C’est pourquoi ce livre se lit mieux comme nœud sérieux d’un parcours, et non comme une obligation antiquaire. Il aide à comprendre quels problèmes la philosophie ultérieure a hérités et pourquoi certains ont pris la forme qu’ils ont.

Alternatives et les meilleures suites de lecture

L’alternative la plus pertinente dépend de l’objectif de départ. Si votre intérêt porte surtout sur Mill, les couplages naturels sont On Liberty et Utilitarianism. Ces livres sont plus courts, mieux organisés pour une première approche, et plus représentatifs du Mill que la plupart des lecteurs discutent. Les lire à côté de celui-ci révèle la différence entre Mill comme penseur moral et politique public et Mill comme combattant philosophique implacable.
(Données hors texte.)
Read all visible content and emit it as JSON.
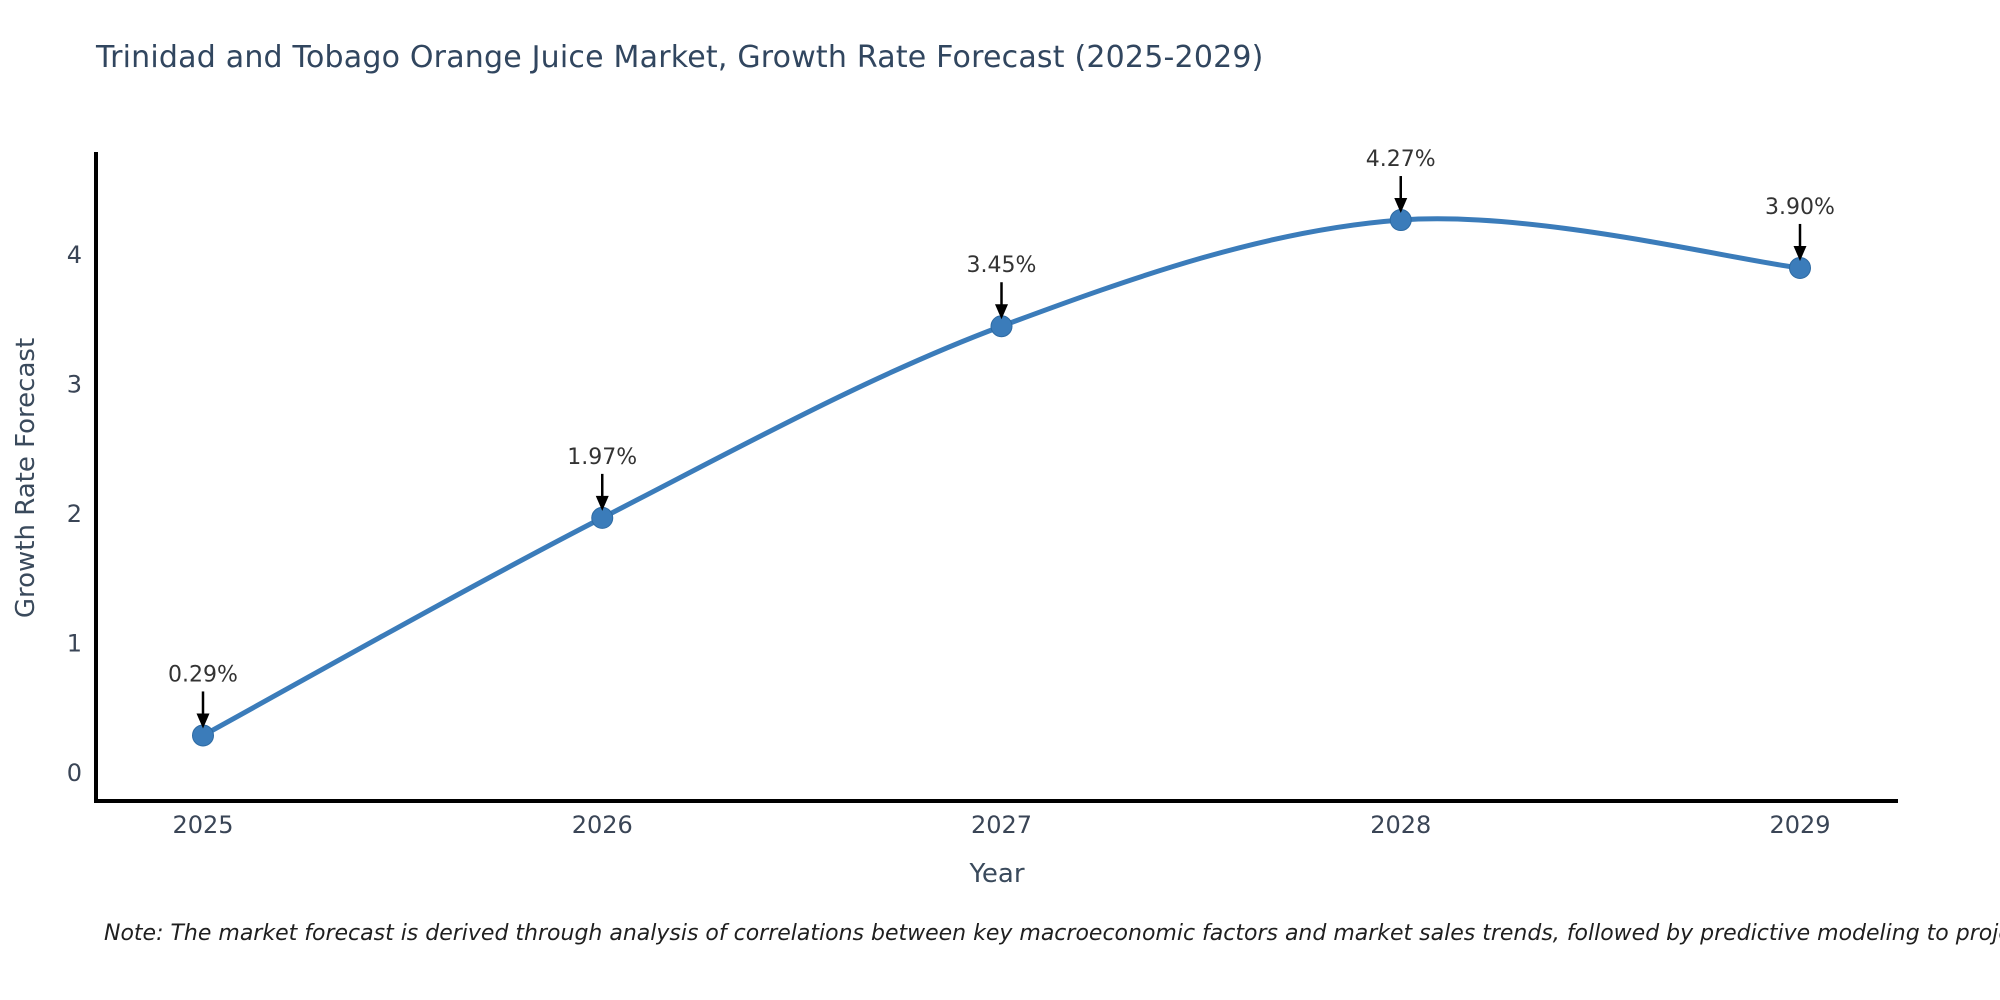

Si votre intérêt est moins spécifiquement millien et davantage tourné vers les problèmes de connaissance, de perception et de réalité, alors The Problems of Philosophy constitue la suite la plus robuste dans ce catalogue. Russell y offre une version plus concentrée, plus pédagogique, de questions proches. Il n’a pas la chaleur polémique de Mill, ce qui apparaît comme un soulagement pour de nombreux lecteurs.

Une autre voie plus large consiste à poursuivre l’exploration de la philosophie et la psychologie avec ce livre comme test d’appétit. Si ce niveau d’abstraction et d’argument vous stimule, les classiques plus denses peuvent devenir plus attirants qu’intimidants. Sinon, cela donne aussi une information précieuse. Le livre est remarquablement efficace pour révéler le type de lecteur philosophique que vous êtes.

Conclusion

An Examination of Sir William Hamilton's Philosophy n’est pas un classique « amiable », mais il est substantiel. Sa vraie réussite n’est pas que chaque argument soit persuasif, ni que chaque chapitre demeure également vivant. Sa réussite est de mettre en scène, à pleine échelle, une confrontation philosophique majeure du XIXe siècle et de laisser le lecteur observer Mill insister, encore et encore, sur ce point : l’intuition n’est pas un argument, et l’obscurité ne doit pas être prise pour de la profondeur.

Pour le bon lecteur, cela demeure vivifiant. Pour le mauvais, ce sera un travail ardu ponctué d’éclairs de brillance. Le facteur déterminant n’est pas l’affinité générale avec Mill. Il est de savoir si l’on veut une philosophie comme examen soutenu plutôt que comme résumé, inspiration ou formule élégante. À ces conditions, le livre conserve sa place.